Читать книгу Bel-Ami / Милый друг онлайн

Le jeune homme demeurait interdit, plus qu'irrité, comprenant seulement qu'il y avait là-dedans quelque chose de fort désagréable pour lui.

Boisrenard reprit:

– Qui vous a donné cet écho?

Duroy cherchait, ne se rappelant plus. Puis, tout à coup, le souvenir lui revint:

– Ah! oui, c'est Saint-Potin.

Puis il relut l'alinéa de la Plume, et il rougit brusquement, révolté par l'accusation de vénalité.

Il s'écria:

– Comment, on prétend que je suis payé pour…

Boisrenard l'interrompit:

– Dame, oui. C'est embêtant pour vous. Le patron est fort sur l'œil à ce sujet. Ça pourrait arriver si souvent dans les échos…

Saint-Potin, justement, entrait. Duroy courut à lui:

– Vous avez vu la note de la Plume?

– Oui, et je viens de chez la dame Aubert. Elle existe parfaitement, mais elle n'a pas été arrêtée. Ce bruit n'a aucun fondement.

Alors Duroy s'élança chez le patron qu'il trouva un peu froid, avec un œil soupçonneux. Après avoir écouté le cas, M. Walter répondit:

– Allez vous-même chez cette dame et démentez de façon qu'on n'écrive plus de pareilles choses sur vous. Je parle de ce qui suit. C'est fort ennuyeux pour le journal, pour moi et pour vous. Pas plus que la femme de César, un journaliste ne doit être soupçonné.

Duroy monta en fiacre avec Saint-Potin pour guide, et il cria au cocher:

– 18, rue de l'Écureuil, à Montmartre.

C'était dans une immense maison dont il fallut escalader les six étages. Une vieille femme en caraco de laine vint leur ouvrir:

– Qu'est-ce que vous me r'voulez? dit-elle en apercevant Saint-Potin.

Il répondit:

– Je vous amène monsieur, qui est inspecteur de police et qui voudrait bien savoir votre affaire.

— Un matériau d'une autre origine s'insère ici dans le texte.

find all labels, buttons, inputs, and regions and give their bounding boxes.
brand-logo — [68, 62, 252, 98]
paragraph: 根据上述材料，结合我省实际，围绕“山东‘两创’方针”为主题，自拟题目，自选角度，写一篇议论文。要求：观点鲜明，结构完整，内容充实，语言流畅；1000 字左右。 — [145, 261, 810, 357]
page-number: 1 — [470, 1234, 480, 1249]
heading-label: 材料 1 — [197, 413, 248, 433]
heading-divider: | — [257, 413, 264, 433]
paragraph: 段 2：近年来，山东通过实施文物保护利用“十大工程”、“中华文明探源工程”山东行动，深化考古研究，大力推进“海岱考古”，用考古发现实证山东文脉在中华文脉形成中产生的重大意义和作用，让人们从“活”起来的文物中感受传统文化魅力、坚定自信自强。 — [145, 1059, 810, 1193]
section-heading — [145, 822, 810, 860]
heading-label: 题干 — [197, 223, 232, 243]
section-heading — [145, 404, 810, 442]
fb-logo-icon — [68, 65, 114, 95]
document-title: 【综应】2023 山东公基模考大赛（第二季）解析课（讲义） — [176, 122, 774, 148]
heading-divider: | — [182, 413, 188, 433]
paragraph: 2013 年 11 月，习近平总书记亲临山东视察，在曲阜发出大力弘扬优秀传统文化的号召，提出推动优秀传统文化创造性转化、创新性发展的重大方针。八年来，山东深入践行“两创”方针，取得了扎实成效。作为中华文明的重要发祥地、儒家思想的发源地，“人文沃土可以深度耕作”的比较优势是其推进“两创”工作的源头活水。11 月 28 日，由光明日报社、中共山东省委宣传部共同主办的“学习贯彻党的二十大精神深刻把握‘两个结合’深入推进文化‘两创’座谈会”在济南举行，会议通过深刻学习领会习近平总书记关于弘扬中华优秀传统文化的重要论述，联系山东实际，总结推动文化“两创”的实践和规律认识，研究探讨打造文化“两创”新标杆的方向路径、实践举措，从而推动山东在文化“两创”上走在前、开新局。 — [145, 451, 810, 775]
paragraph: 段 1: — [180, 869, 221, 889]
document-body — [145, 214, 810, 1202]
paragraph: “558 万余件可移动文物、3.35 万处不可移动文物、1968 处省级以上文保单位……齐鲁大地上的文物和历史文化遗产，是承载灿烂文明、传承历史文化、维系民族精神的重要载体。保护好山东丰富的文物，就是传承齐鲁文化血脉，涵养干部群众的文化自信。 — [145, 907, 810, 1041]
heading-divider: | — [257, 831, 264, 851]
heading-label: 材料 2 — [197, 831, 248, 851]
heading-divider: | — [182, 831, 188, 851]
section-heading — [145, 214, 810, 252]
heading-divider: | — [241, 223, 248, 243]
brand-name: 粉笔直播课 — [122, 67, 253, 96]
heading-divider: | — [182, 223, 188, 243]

Alors elle les fit entrer, en racontant:

– Il en est encore r'venu deux d'puis vous pour un journal, je n'sais point l'quel.

Puis, se tournant vers Duroy:

– Donc, c'est monsieur qui désire savoir?

– Oui. Est-ce que vous avez été arrêtée par un agent des mœurs?

Elle leva les bras:

– Jamais d' la vie, mon bon monsieur, jamais d' la vie. Voilà la chose. J'ai un boucher qui sert bien, mais qui pèse mal. Je m'en ai aperçu souvent sans rien dire, mais l'autre jour, comme je lui demandais deux livres de côtelettes, vu que j'aurais ma fille et mon gendre, je m'aperçois qu'il me pèse des os de déchet, des os de côtelettes, c'est vrai, mais pas des miennes. J'aurais pu en faire du ragoût, c'est encore vrai, mais quand je demande des côtelettes, c'est pas pour avoir le déchet des autres. Je refuse donc, alors y me traite de vieux rat, je lui réplique vieux fripon; bref, de fil en aiguille, nous nous sommes tant chamaillés qu'il y avait plus de cent personnes devant la boutique et qui riaient, qui riaient! Tant qu'enfin un agent fut attiré et nous invita à nous expliquer chez le commissaire. Nous y fûmes, et on nous renvoya dos à dos. Moi, depuis, je m'sers ailleurs, et je n' passe même pu devant la porte, pour éviter des esclandres.